His eyes glanced to the side and something struck him as out of the ordinary. A pile of rocks, too orderly to be random. He crossed the few feet to get a closer look. The rocks held a long, dark shiny feather in place. Sé would bet anything it was a raven’s feather. Fuck! What did it mean? Did Thorn come back and put it here as a signature? Or did the killer put it here as a warning? Had he talked to a murderer today or not?

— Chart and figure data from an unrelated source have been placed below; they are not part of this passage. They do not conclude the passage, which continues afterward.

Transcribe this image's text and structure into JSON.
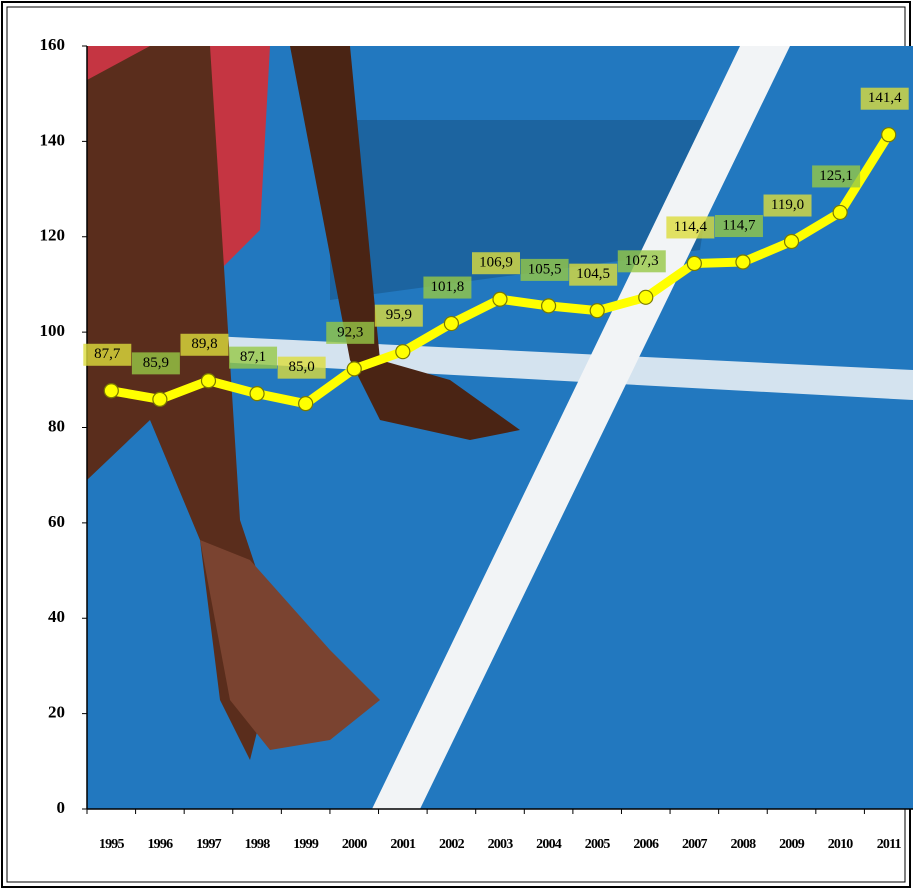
{
  "chart_data": {
    "type": "line",
    "categories": [
      "1995",
      "1996",
      "1997",
      "1998",
      "1999",
      "2000",
      "2001",
      "2002",
      "2003",
      "2004",
      "2005",
      "2006",
      "2007",
      "2008",
      "2009",
      "2010",
      "2011"
    ],
    "values": [
      87.7,
      85.9,
      89.8,
      87.1,
      85.0,
      92.3,
      95.9,
      101.8,
      106.9,
      105.5,
      104.5,
      107.3,
      114.4,
      114.7,
      119.0,
      125.1,
      141.4
    ],
    "value_labels": [
      "87,7",
      "85,9",
      "89,8",
      "87,1",
      "85,0",
      "92,3",
      "95,9",
      "101,8",
      "106,9",
      "105,5",
      "104,5",
      "107,3",
      "114,4",
      "114,7",
      "119,0",
      "125,1",
      "141,4"
    ],
    "color": "#ffff00",
    "ylim": [
      0,
      160
    ],
    "yticks": [
      0,
      20,
      40,
      60,
      80,
      100,
      120,
      140,
      160
    ]
  }
}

Sé took a minute to let the breeze wash over him as he thought. Soon his hands and face grew numb from the cold air. He wasn’t any closer to a decision about whether he should turn this evidence in or not. He knew what would happen if he did. They’d quit looking and he couldn’t ignore his hunch that there was more to this than a beautiful, lone witch. He’d rather sit on things a bit. He pulled a glove on, picked up the feather, placed it in an evidence bag and put it in his pocket.
CHAPTER SIX
Elements of the sun, elements of the day, come this way. I summon thee. I call upon thee to protect me.
He picked his way back to his car, keeping his light on so he wouldn’t fall on the sharp concrete pieces, like shards of glass, waiting to cut up an unobservant bystander. Sé took a right on Cedar to Euclid Avenue and wound his way up to Grizzly Peak. Driving to the next crime scene where the first body was found, in Tilden Park. As he climbed the switchback hills he thought about Willow Sanchez. Aged 37, lived in Berkeley, a Wiccan according to Thorn. Their files had Willow working as a financial holdings administrator at a bank in San Francisco. She had a live-in girlfriend and no next of kin.
Willow could have been performing some kind of ceremony up here. Many of the witches came here for that. The thick cover of nature called to them. It would have been easy to sneak up on her that way.
He pulled over onto a cutaway and got out of his car. A raccoon shuffled across the road, glaring, puffed up so he was as large as possible. The trees were thick and stretched their branches, like fingertips, to reach the slightest bit of sunlight. Tilden Park was home to everything from wild turkeys to wild cats. The air smelled fresher up here high above the city, Sé thought. He took a moment to look down at the bay and the spectacular view. In the early morning light he could see across to San Francisco. He thought about the requirements of his job—he was a human Geiger counter. Humanity was a dichotomy, constantly balancing between beauty and evil. He knew he couldn’t fix everything and had tried to make peace with it. He knew that the fragile nature of man meant job security.